This week, we celebrate on Wednesday, the great Solemnity of the Immaculate Conception of the Blessed Virgin Mary. We celebrate the Immaculate Conception on December 8th each year and then we celebrate Mary’s birthday on September 8th of the following year, 9 months to the day since we celebrated her conception. It’s the same with Jesus, we celebrate the Annunciation on March 25th and then 9 months later, on December 25th, we celebrate his birth at Christmas. Just an interesting way that the liturgical calendar is sketched out.
The Immaculate Conception of Mary, a reality that was defined as a dogma of the Church in 1854 by Pope Pius IX. As early as the 7th century, the day was celebrated as the “Conception of Mary by Saint Anne” and was changed to the “Immaculate Conception” with Pius IX’s declaration. When the time came for God to send His Word, His only Son into the world, He needed a worthy vessel in which His Son would become flesh. While so many had been scared and stained by sin, God preserved Mary from her very beginnings from any and every stain of sin so that she would be worthy of the task of bearing the Son of God.
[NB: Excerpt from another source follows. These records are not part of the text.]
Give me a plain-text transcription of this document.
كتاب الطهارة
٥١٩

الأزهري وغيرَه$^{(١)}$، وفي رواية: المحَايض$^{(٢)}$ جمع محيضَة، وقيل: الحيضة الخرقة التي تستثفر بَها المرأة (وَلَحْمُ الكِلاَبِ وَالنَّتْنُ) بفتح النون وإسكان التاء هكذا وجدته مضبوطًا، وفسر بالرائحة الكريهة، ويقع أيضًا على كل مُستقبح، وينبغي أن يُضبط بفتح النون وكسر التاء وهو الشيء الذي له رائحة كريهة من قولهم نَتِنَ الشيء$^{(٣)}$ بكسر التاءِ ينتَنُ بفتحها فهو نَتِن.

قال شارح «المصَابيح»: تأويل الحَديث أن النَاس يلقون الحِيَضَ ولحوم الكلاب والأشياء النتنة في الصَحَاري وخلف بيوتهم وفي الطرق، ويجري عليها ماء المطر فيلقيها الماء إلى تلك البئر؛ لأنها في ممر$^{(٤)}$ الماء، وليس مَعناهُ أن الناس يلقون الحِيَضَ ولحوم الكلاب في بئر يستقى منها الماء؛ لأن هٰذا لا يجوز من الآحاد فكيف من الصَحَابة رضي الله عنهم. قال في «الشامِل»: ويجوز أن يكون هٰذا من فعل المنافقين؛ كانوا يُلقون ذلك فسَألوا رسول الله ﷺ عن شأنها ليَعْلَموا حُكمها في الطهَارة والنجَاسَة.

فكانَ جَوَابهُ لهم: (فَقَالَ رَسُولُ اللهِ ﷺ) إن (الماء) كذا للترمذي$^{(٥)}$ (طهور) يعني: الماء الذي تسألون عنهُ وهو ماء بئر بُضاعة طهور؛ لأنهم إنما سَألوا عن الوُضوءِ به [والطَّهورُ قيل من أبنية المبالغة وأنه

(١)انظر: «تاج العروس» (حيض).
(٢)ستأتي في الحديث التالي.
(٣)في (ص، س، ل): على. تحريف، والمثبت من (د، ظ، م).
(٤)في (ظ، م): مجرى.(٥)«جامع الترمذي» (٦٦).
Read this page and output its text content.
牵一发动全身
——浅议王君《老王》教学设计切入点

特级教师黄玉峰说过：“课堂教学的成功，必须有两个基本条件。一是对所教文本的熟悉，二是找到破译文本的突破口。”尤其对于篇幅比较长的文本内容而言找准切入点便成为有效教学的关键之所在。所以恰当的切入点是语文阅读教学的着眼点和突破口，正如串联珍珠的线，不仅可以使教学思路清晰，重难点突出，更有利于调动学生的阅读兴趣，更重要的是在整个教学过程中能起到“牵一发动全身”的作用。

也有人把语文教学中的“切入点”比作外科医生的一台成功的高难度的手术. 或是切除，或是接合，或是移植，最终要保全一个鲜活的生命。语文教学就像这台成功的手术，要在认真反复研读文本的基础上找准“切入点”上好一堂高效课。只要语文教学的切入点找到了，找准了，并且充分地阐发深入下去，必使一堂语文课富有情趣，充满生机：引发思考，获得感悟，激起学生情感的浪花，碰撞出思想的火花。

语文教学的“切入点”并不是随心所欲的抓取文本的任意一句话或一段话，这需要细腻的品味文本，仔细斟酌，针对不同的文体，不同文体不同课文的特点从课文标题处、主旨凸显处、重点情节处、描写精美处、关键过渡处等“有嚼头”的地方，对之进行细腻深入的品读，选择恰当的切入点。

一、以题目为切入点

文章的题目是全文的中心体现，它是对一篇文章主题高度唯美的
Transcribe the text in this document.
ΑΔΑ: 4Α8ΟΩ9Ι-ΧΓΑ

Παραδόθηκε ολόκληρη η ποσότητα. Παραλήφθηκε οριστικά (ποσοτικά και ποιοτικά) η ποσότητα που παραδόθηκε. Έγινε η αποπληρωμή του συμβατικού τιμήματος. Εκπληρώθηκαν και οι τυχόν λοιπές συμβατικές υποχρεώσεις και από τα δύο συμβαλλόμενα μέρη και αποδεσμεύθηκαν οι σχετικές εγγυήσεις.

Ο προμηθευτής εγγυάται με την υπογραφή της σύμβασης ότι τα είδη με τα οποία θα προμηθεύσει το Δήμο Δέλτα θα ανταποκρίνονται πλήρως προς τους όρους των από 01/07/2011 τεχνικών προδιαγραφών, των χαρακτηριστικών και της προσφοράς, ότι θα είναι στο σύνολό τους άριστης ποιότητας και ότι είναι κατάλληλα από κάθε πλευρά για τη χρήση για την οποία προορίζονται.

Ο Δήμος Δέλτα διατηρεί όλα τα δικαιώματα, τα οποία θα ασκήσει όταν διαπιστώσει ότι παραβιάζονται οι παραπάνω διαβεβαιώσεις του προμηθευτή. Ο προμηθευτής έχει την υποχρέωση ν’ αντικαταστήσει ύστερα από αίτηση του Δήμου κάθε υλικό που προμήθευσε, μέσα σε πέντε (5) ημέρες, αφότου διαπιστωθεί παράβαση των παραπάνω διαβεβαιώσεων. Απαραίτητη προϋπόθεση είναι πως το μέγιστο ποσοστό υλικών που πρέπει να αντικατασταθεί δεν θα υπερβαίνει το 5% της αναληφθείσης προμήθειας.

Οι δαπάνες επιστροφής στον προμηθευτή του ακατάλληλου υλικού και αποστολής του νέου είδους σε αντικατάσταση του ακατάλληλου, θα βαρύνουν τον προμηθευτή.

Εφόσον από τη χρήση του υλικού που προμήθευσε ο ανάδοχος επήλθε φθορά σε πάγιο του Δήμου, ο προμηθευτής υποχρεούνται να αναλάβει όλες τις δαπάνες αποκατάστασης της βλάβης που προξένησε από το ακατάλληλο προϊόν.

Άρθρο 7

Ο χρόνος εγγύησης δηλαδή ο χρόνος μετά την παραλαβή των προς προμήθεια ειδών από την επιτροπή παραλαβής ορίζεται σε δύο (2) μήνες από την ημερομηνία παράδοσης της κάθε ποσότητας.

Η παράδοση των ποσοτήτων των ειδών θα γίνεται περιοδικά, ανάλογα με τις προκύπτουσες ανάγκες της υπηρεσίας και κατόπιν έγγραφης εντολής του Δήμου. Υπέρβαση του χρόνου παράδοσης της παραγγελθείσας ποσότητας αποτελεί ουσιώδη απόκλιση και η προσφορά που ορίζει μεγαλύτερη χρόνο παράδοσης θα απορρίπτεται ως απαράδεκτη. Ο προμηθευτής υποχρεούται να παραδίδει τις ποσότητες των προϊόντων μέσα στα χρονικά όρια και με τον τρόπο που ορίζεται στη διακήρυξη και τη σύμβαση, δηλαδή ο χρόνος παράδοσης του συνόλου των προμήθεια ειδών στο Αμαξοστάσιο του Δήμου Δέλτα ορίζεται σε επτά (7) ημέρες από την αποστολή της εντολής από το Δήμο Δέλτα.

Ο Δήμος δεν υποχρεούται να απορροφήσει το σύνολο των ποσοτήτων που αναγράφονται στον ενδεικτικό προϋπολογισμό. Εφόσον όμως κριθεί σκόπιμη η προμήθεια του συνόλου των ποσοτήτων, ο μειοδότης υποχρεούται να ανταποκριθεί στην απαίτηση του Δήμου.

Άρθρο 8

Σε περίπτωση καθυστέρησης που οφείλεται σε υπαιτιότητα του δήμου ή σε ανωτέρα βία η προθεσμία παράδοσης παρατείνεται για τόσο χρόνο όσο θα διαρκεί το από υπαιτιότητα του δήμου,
You and I might not be immaculate, I certainly know that I’m not, but what we celebrate is not an unattainable reality. We may not be preserved of the stain of sin, we may fall short at times, we may struggle with human weaknesses, faults, and failings, but like Mary, we too can cooperate with and open ourselves to God’s grace. We may fall short of the ideal and when we do, God reaches out his hand to us to help us get back up. God’s invitation is not to despair, but to hope. Hope that, like He did through Mary, God can do great things even through us weak, sinful human beings if we strive to say yes to His invitation to life. Holy Mary, pray for us sinners, now and at the hour of our death!